Third, the transition from fee-for-service to value-based purchasing reimbursement mechanisms has helped to stress the importance of patient safety and quality improvement by ensuring that best practices are sought. Given that cost-awareness and appropriate resource stewardship is an important component of quality, formal training structures must be put in place at the graduate medical education level that serve to train future providers how to conduct quality improvements and incorporate cost-awareness into their practice. Much of how physicians ultimately practice stems from their early training environment so it is possible that focusing on quality improvement by distinguishing high-value from low-value care may translate into long-lasting improvements in critical care resource utilization.
Fourth, it is worth conceptually exploring the notion of a “net ICU benefit” by improving our understanding of who benefits most (or not at all) from receiving critical care. ICU admissions are costly and should be reserved for severely ill patients with reversible disease processes. Efforts to help further elucidate who best benefits from critical care may require advancements in predictive models that generate probabilities of in-hospital mortality based on the presenting diagnosis and various comorbidities. In turn, the promotion of standardized ICU admission guidelines may then help to implement these findings. For those who may not be sick enough to benefit, hospital organization and staffing efforts to redistribute these patients to lower acuity settings would undoubtedly improve critical care utilization without compromising patient care. For those patients that are too sick to benefit from critical care, rather than act primarily as obstructionists or ICU gatekeepers, we believe a more long-lasting benefit may be achieved by fostering improvements in the end-of-life decision sciences, educating high-risk patients and their surrogates on the risks and benefits of ongoing critical care, and promoting the timely and early elicitation of patient values.
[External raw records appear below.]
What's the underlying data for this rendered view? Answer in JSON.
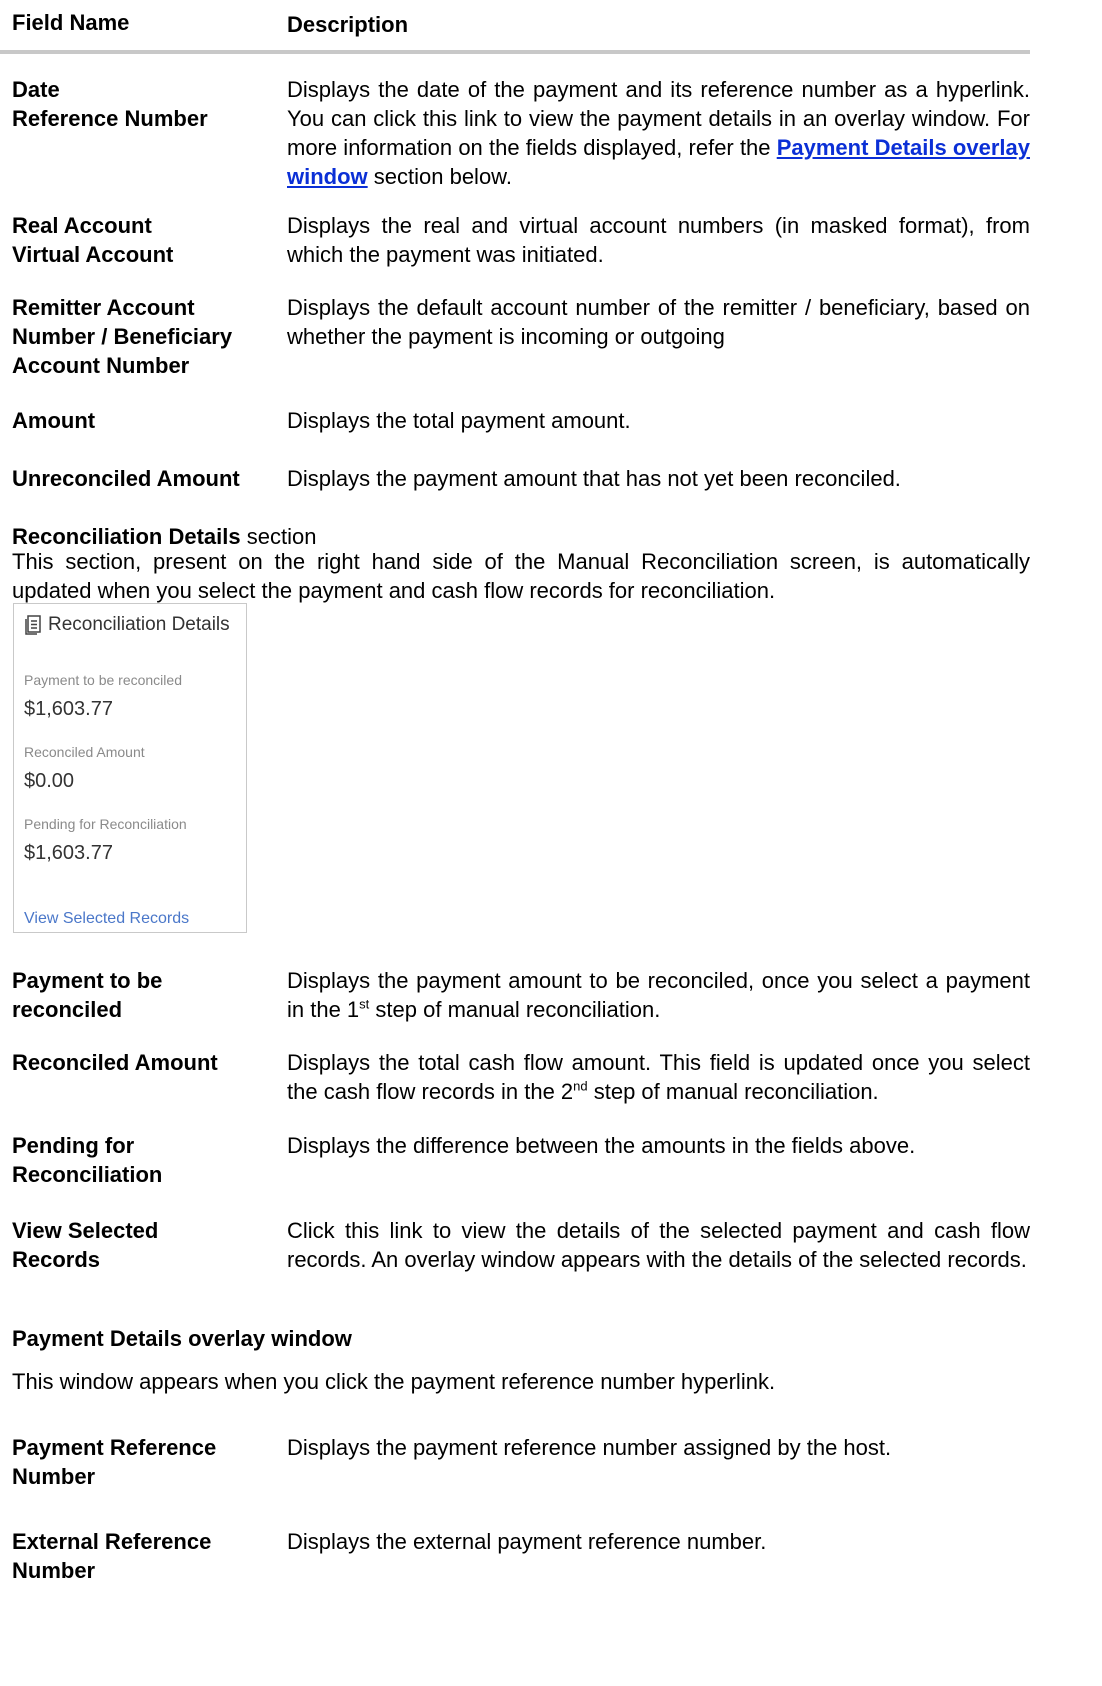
{
  "table_header": {
    "field_name": "Field Name",
    "description": "Description"
  },
  "rows_1": [
    {
      "name": [
        "Date",
        "Reference Number"
      ],
      "desc_before": "Displays the date of the payment and its reference number as a hyperlink. You can click this link to view the payment details in an overlay window. For more information on the fields displayed, refer the ",
      "desc_link": "Payment Details overlay window",
      "desc_after": " section below."
    },
    {
      "name": [
        "Real Account",
        "Virtual Account"
      ],
      "desc": "Displays the real and virtual account numbers (in masked format), from which the payment was initiated."
    },
    {
      "name": [
        "Remitter Account",
        "Number / Beneficiary",
        "Account Number"
      ],
      "desc": "Displays the default account number of the remitter / beneficiary, based on whether the payment is incoming or outgoing"
    },
    {
      "name": [
        "Amount"
      ],
      "desc": "Displays the total payment amount."
    },
    {
      "name": [
        "Unreconciled Amount"
      ],
      "desc": "Displays the payment amount that has not yet been reconciled."
    }
  ],
  "section1": {
    "heading_bold": "Reconciliation Details",
    "heading_rest": " section",
    "para": "This section, present on the right hand side of the Manual Reconciliation screen, is automatically updated when you select the payment and cash flow records for reconciliation."
  },
  "widget": {
    "icon": "document-list-icon",
    "title": "Reconciliation Details",
    "items": [
      {
        "label": "Payment to be reconciled",
        "value": "$1,603.77"
      },
      {
        "label": "Reconciled Amount",
        "value": "$0.00"
      },
      {
        "label": "Pending for Reconciliation",
        "value": "$1,603.77"
      }
    ],
    "link": "View Selected Records",
    "link_color": "#4a77c9"
  },
  "rows_2": {
    "payment_to_be_reconciled": {
      "name": [
        "Payment to be",
        "reconciled"
      ],
      "d1": "Displays the payment amount to be reconciled, once you select a payment in the 1",
      "sup": "st",
      "d2": " step of manual reconciliation."
    },
    "reconciled_amount": {
      "name": [
        "Reconciled Amount"
      ],
      "d1": "Displays the total cash flow amount. This field is updated once you select the cash flow records in the 2",
      "sup": "nd",
      "d2": " step of manual reconciliation."
    },
    "pending": {
      "name": [
        "Pending for",
        "Reconciliation"
      ],
      "desc": "Displays the difference between the amounts in the fields above."
    },
    "view_selected": {
      "name": [
        "View Selected",
        "Records"
      ],
      "desc": "Click this link to view the details of the selected payment and cash flow records. An overlay window appears with the details of the selected records."
    }
  },
  "section2": {
    "heading": "Payment Details overlay window",
    "para": "This window appears when you click the payment reference number hyperlink."
  },
  "rows_3": [
    {
      "name": [
        "Payment Reference",
        "Number"
      ],
      "desc": "Displays the payment reference number assigned by the host."
    },
    {
      "name": [
        "External Reference",
        "Number"
      ],
      "desc": "Displays the external payment reference number."
    }
  ],
  "colors": {
    "link": "#0b2fd6",
    "rule": "#c8c8c8"
  }
}
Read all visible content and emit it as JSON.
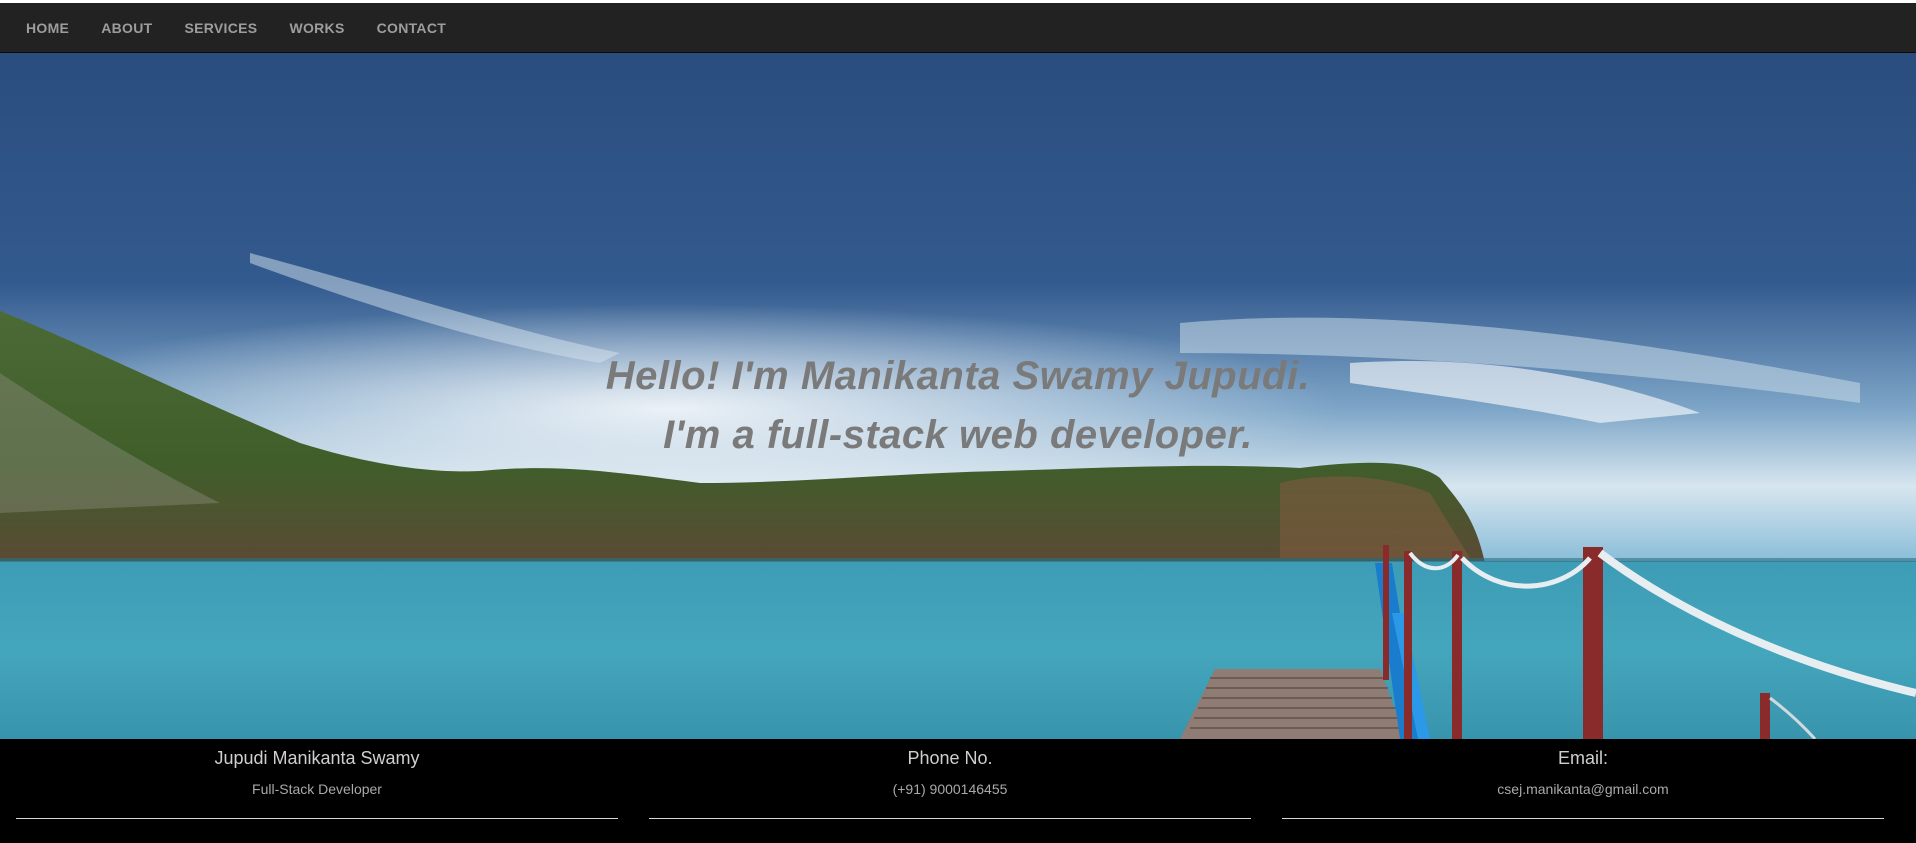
{
  "nav": {
    "items": [
      {
        "label": "HOME"
      },
      {
        "label": "ABOUT"
      },
      {
        "label": "SERVICES"
      },
      {
        "label": "WORKS"
      },
      {
        "label": "CONTACT"
      }
    ]
  },
  "hero": {
    "line1": "Hello! I'm Manikanta Swamy Jupudi.",
    "line2": "I'm a full-stack web developer."
  },
  "footer": {
    "columns": [
      {
        "heading": "Jupudi Manikanta Swamy",
        "sub": "Full-Stack Developer"
      },
      {
        "heading": "Phone No.",
        "sub": "(+91) 9000146455"
      },
      {
        "heading": "Email:",
        "sub": "csej.manikanta@gmail.com"
      }
    ]
  },
  "colors": {
    "navbar_bg": "#222222",
    "nav_text": "#9d9d9d",
    "hero_text": "#7a7a7a",
    "footer_bg": "#000000"
  }
}
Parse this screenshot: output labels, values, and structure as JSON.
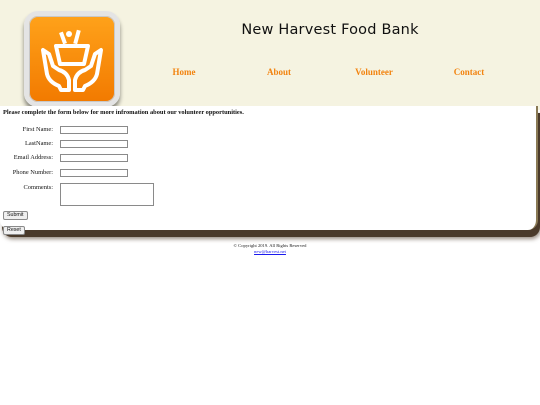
{
  "header": {
    "site_title": "New Harvest Food Bank",
    "logo_icon": "harvest-box-hands-icon",
    "logo_colors": {
      "fill": "#f58a07",
      "frame": "#e4e4e4"
    }
  },
  "nav": {
    "items": [
      {
        "label": "Home"
      },
      {
        "label": "About"
      },
      {
        "label": "Volunteer"
      },
      {
        "label": "Contact"
      }
    ],
    "color": "#f2830f"
  },
  "form": {
    "intro": "Please complete the form below for more infromation about our volunteer opportunities.",
    "fields": {
      "first_name": {
        "label": "First Name:",
        "value": ""
      },
      "last_name": {
        "label": "LastName:",
        "value": ""
      },
      "email": {
        "label": "Email Address:",
        "value": ""
      },
      "phone": {
        "label": "Phone Number:",
        "value": ""
      },
      "comments": {
        "label": "Comments:",
        "value": ""
      }
    },
    "submit_label": "Submit",
    "reset_label": "Reset"
  },
  "footer": {
    "copyright": "© Copyright 2019. All Rights Reserved",
    "email": "new@harvest.net"
  },
  "colors": {
    "header_bg": "#f5f3e1",
    "shadow": "#4a3a2a"
  }
}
In an effort to avoid overutilization of resources, critical care providers should be circumspect in adopting the newest technology or drug unless it is rooted in high-quality evidence. Although every new technology, device, and drug is marketed as truly innovative, what enters into practice may often be pseudoinnovative. Pseudoinnovative critical care services increase costs without clearly improving patient outcomes. These technologically advanced but low-value services then compete with evidence-based practices and threaten the delivery of high-quality critical care. One suggestion for optimizing resource utilization would be for hospitals to establish ICU resource utilization review committees. These committees would continually appraise critical care evidence, leverage electronic medical records and incorporate defaults to make it more difficult for providers to adopt pseudo-innovation, streamline the adoption of best practices, and prompt providers to de-adopt services later proven to lack evidence. In addition to aligning reimbursement mechanisms with quality and performance metrics and increasing the transparency of provider practice patterns, focusing on optimizing resource utilization as we have outlined previously will help maximize the provision of high-quality critical care.